Vremya Novostei Accused of Cloning

Three weeks after the entire editorial team of the respected but low-circulation Vremya MN daily left its publisher, Moskovskiye Novosti, to start a new paper, Moskovskiye Novosti has hired a new group of reporters and resumed publication of its old title, Vremya MN.

Alexander Vainshtein, president of the Moskovskiye Novosti publishing house, accused Vremya Novostei's publishers of "cloning" Vremya MN and said that his company's lawyers are considering legal action.

"It is unprecedented for an entire newspaper to be cloned," Vainshtein said in a telephone interview Thursday. He added that the Press Ministry is expected to issue a statement on the conflict.

"Even if such a case would be hard to prove legally, it should certainly be condemned in moral terms," he said.

Vainshtein said that Vremya MN's old backers - a group of Central Bank-controlled financial bodies - will stand firm by the new publication under the old name.

Vremya Novostei editor Vladimir Gurevich, who led his entire team away from Moskovskiye Novosti, said another Central Bank-controlled body, Vneshekonombank, has invested in the new paper.

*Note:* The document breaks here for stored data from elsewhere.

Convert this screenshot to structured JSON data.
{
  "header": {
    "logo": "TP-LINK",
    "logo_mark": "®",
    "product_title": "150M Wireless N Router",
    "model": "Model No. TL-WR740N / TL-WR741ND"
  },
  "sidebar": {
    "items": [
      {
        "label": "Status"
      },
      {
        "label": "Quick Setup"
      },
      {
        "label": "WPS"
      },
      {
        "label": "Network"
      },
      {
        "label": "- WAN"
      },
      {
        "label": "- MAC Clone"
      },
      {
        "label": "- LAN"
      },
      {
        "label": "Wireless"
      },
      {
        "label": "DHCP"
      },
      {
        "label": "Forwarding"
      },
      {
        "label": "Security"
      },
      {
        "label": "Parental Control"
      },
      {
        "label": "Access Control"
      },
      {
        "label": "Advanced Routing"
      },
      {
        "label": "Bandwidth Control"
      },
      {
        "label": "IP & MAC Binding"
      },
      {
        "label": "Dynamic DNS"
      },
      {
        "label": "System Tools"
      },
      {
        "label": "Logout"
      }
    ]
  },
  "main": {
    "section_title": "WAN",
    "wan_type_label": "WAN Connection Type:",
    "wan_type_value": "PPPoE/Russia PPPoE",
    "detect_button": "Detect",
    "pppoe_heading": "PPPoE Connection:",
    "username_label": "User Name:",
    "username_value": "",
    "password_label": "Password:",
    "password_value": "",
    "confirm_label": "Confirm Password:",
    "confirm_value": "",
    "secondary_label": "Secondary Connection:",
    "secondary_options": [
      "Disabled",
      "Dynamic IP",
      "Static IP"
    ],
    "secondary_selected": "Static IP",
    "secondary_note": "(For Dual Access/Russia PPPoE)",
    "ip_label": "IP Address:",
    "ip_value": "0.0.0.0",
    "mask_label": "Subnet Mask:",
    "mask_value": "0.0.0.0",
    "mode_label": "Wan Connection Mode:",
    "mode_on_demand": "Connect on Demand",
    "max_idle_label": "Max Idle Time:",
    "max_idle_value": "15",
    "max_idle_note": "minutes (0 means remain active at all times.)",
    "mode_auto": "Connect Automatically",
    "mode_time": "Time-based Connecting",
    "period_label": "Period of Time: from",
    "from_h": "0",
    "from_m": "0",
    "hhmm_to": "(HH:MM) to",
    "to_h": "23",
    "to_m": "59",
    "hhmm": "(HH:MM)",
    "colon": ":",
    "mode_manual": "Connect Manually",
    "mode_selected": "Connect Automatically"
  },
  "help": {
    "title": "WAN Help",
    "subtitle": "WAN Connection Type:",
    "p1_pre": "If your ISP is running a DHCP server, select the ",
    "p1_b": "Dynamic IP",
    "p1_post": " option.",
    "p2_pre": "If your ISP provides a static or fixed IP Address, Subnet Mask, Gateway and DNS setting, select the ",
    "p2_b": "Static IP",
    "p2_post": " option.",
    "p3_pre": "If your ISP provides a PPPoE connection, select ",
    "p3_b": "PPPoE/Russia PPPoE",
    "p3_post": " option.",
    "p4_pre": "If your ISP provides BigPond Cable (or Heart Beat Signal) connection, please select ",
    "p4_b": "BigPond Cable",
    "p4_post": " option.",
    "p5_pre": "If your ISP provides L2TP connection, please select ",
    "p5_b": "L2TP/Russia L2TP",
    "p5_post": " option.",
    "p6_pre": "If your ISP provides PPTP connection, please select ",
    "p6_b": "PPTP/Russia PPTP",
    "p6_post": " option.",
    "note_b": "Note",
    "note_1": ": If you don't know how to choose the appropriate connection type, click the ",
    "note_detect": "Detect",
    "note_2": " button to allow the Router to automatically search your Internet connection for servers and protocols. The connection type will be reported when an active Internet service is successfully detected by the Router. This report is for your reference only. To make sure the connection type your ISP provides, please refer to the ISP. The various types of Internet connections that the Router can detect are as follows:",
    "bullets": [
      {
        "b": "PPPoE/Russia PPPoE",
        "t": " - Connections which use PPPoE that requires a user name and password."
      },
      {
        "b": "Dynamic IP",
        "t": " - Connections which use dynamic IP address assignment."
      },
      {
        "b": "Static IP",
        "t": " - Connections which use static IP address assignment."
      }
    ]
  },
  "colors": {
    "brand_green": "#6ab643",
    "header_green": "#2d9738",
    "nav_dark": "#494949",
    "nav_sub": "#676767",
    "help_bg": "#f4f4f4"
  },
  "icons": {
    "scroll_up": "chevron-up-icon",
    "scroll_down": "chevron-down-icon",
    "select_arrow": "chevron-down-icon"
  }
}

He said he is currently negotiating with "several banking and industrial entities," including Unified Energy Systems and Sibirsky Aluminum.

Gurevich said he split with Moskovskiye Novosti because the Vremya MN investors were not interested in developing the paper. He said Vremya MN reporters had not been paid in the last three months.

Gurevich brushed aside accusations of "cloning," saying the Vremya MN brand name, which has existed for only two years, did not have any value in and of itself.

He said he expected it to be difficult to make a profit with the newspaper, but that the Vremya Novostei company intends to develop other publications and Internet projects to support the paper.

Dmitry Murzin, the new editor of Vremya MN, said he had hired a new team of reporters in one week. Murzin previously edited Finansoviye Izvestia, a business supplement to Izvestia put out with Financial Times investment, which fell apart two years ago.

A Vremya MN employee who asked not to be named said he had been lured to the new team by the promise of a salary of more than $500 a month - relatively high by current standards at Moscow's newspapers. But he said the staff had been hired for a two-month trial period, after which the owners will consider whether or not to continue publishing the daily.

Although both Vremyas declare a circulation of over 50,000 copies, their real circulation is believed to be about one-tenth of that.